Für die einen ist das Entenwerfen im Rahmen der Fiesta zu Ehren der „Mare de Deu” reinste Tierquälerei, für die anderen eine Tradition, für deren Erhalt sie seit Jahren mit T-Shirts und Plakaten („Wir wollen Enten”) demonstrieren. Und darum geht es: Am 15. August, gegen 12 Uhr, nähern sich mehrere geschmückte „Llaüts” der Küste, an Bord Käfige mit Dutzenden von Zuchtenten. Um die Boote scharen sich die Schwimmer und verlangen nach „Patos”. Dann werden die Tiere eins nach dem anderen in hohem Bogen über Bord geworfen. Die kaum flugfähigen Vögel landen im Wasser, wo sich die Schwimmer um sie balgen.

Zimperlich wird mit den Enten dabei nicht umgegangen, Verletzungen sind bei der „Schlacht” kaum zu vermeiden. Allerdings enden immer weniger Tiere im Kochtopf – viele stolze Jäger setzen ihren Fang im nahen Feuchtgebiet aus.

Diese Geste kann Tierschützer allerdings nicht milde stimmen. Und sie haben das Gesetz auf ihrer Seite. Das Spektakel wäre nur genehmigungsfähig, wenn sich eine mehr als hundertjährige Tradition nachweisen ließe. Das klappt aber nicht. Nach Medienberichten kommt die „Suelta” nur auf 75 Jahre.

Die Gemeindeverwaltung focht das in den vergangenen Jahren nicht an. Obwohl das balearische Landwirtschaftsministerium auf Druck von Tierschutzverbänden Jahr für Jahr ein Bußgeld von mehreren tausend Euro verhängte, blieb das illegale Entenwerfen Bestandteil des Programms. Dass Bürgermeister Antoni del Olmo, ein erklärter Befürworter der Veranstaltung, nun einlenkte, liegt wohl daran, dass für den Wiederholungsfall inzwischen strafrechtliche Konsequenzen angedroht sind.

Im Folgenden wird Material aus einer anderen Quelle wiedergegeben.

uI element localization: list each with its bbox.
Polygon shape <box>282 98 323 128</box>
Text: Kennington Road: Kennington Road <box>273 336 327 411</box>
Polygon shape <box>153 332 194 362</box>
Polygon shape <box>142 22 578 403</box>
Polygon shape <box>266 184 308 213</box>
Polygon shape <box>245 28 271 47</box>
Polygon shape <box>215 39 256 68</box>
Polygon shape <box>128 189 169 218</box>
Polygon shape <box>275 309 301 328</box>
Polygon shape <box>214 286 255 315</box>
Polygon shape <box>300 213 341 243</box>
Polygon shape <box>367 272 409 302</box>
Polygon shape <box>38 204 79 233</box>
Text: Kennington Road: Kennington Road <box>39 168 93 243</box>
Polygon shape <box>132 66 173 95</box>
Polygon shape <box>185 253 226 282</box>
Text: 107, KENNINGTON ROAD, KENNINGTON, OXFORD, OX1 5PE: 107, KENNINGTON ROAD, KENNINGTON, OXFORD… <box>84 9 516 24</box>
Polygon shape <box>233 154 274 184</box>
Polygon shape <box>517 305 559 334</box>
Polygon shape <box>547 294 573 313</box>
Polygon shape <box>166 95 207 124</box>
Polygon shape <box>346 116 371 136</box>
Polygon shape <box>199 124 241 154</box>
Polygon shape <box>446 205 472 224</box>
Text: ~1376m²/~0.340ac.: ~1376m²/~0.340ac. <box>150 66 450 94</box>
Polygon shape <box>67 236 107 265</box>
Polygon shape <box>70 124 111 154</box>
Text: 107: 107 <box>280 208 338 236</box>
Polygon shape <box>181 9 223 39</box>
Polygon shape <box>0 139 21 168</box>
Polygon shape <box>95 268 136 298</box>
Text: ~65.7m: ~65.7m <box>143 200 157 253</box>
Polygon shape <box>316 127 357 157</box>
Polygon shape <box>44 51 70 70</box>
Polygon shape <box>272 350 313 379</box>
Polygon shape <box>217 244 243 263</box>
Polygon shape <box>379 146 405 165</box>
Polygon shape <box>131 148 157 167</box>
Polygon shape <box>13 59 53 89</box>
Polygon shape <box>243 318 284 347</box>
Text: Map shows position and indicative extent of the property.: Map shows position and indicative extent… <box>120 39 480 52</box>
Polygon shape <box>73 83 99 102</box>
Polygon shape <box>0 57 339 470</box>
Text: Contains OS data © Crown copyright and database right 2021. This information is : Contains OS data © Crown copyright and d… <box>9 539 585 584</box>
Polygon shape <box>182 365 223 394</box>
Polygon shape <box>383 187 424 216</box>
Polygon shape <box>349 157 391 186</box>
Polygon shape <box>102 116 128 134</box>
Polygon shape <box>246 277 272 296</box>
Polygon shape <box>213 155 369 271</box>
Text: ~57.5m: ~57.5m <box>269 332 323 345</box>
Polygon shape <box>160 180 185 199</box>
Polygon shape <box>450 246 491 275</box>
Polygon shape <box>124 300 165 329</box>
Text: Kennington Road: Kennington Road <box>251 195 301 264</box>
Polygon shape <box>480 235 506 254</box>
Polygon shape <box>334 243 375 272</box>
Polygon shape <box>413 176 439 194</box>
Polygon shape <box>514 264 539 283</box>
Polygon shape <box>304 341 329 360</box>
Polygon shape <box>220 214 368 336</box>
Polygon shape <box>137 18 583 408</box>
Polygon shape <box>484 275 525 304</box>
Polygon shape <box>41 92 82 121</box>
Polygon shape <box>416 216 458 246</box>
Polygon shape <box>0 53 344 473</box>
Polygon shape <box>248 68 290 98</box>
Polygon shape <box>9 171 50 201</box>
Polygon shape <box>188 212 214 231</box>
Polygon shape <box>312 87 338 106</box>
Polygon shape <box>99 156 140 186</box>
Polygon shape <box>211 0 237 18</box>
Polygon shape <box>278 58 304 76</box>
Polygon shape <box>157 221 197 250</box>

Gleichwohl ist was im Busch. Wer sich in Can Picafort umhört, erfährt, dass das Entenwerfen stattfinden soll. Das Ganze werde jetzt „von privat” organisiert. Alles wird wohl davon abhängen, ob jemand die Verantwortung auf sich nimmt. Sponsoren für mögliche Bußgelder seien schon gefunden, schrieb die Lokalpresse.

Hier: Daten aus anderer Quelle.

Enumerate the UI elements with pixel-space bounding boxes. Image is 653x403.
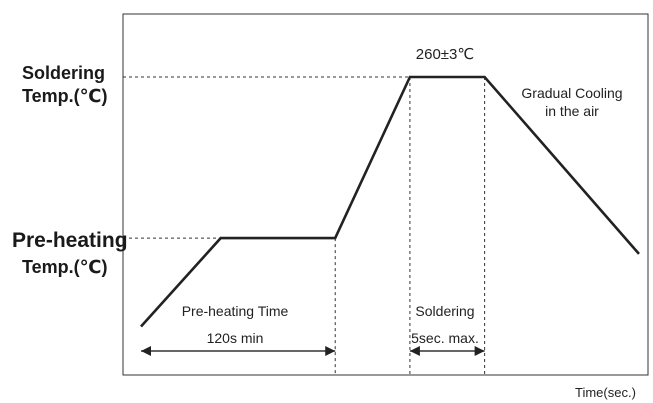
- preheating-temp-unit-label: Temp.(℃): [22, 257, 108, 277]
- temperature-profile-line: [140, 75, 640, 328]
- time-span-arrows: [141, 346, 485, 356]
- x-axis-label: Time(sec.): [575, 385, 636, 400]
- soldering-temp-unit-label: Temp.(℃): [22, 86, 108, 106]
- soldering-time-arrow-head: [409, 346, 420, 356]
- soldering-time-annotation: Soldering: [415, 303, 475, 319]
- guide-lines: [123, 76, 486, 375]
- preheating-time-arrow-head: [141, 346, 151, 356]
- preheating-time-arrow-head: [325, 346, 336, 356]
- preheating-temp-label: Pre-heating: [12, 229, 128, 252]
- preheating-time-annotation: Pre-heating Time: [181, 303, 289, 319]
- plot-frame: [122, 13, 649, 376]
- cooling-annotation-line2: in the air: [545, 103, 599, 119]
- peak-temp-annotation: 260±3℃: [415, 46, 475, 63]
- soldering-temp-label: Soldering: [22, 63, 106, 83]
- soldering-time-value: 5sec. max.: [411, 330, 479, 346]
- soldering-time-arrow-head: [474, 346, 485, 356]
- cooling-annotation: Gradual Cooling: [521, 85, 623, 101]
- preheating-time-value: 120s min: [206, 330, 264, 346]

Das Entenwerfen ist zwar schlagzeilenträchtig, aber beileibe nicht das Highlight der Fiesta. Spitzenformat haben etwa die Nit de l'Auba, eine Rocknacht am Strand wie zu besten Hippie-Zeiten, am 14. August (ab 24 Uhr) sowie das Feuerwerk am 15. August (24 Uhr), für das auch eine weitere Anfahrt lohnt (das ganze Programm gibt es in der Touristen-Info). Bereits an diesem Sonntag, 7. August, findet um 23 Uhr ein sogenannter „Correfoc”, ein Feuerlauf, statt.

Can Picafort liegt in der Bucht von Alcúdia und ist vor allem bei deutschen Urlaubern und mallorquinischen Sommerfrischlern beliebt. In den vergangenen Jahren wurde erheblich in die Infrastruktur investiert, Urlauber loben vor allem die neue Promenade.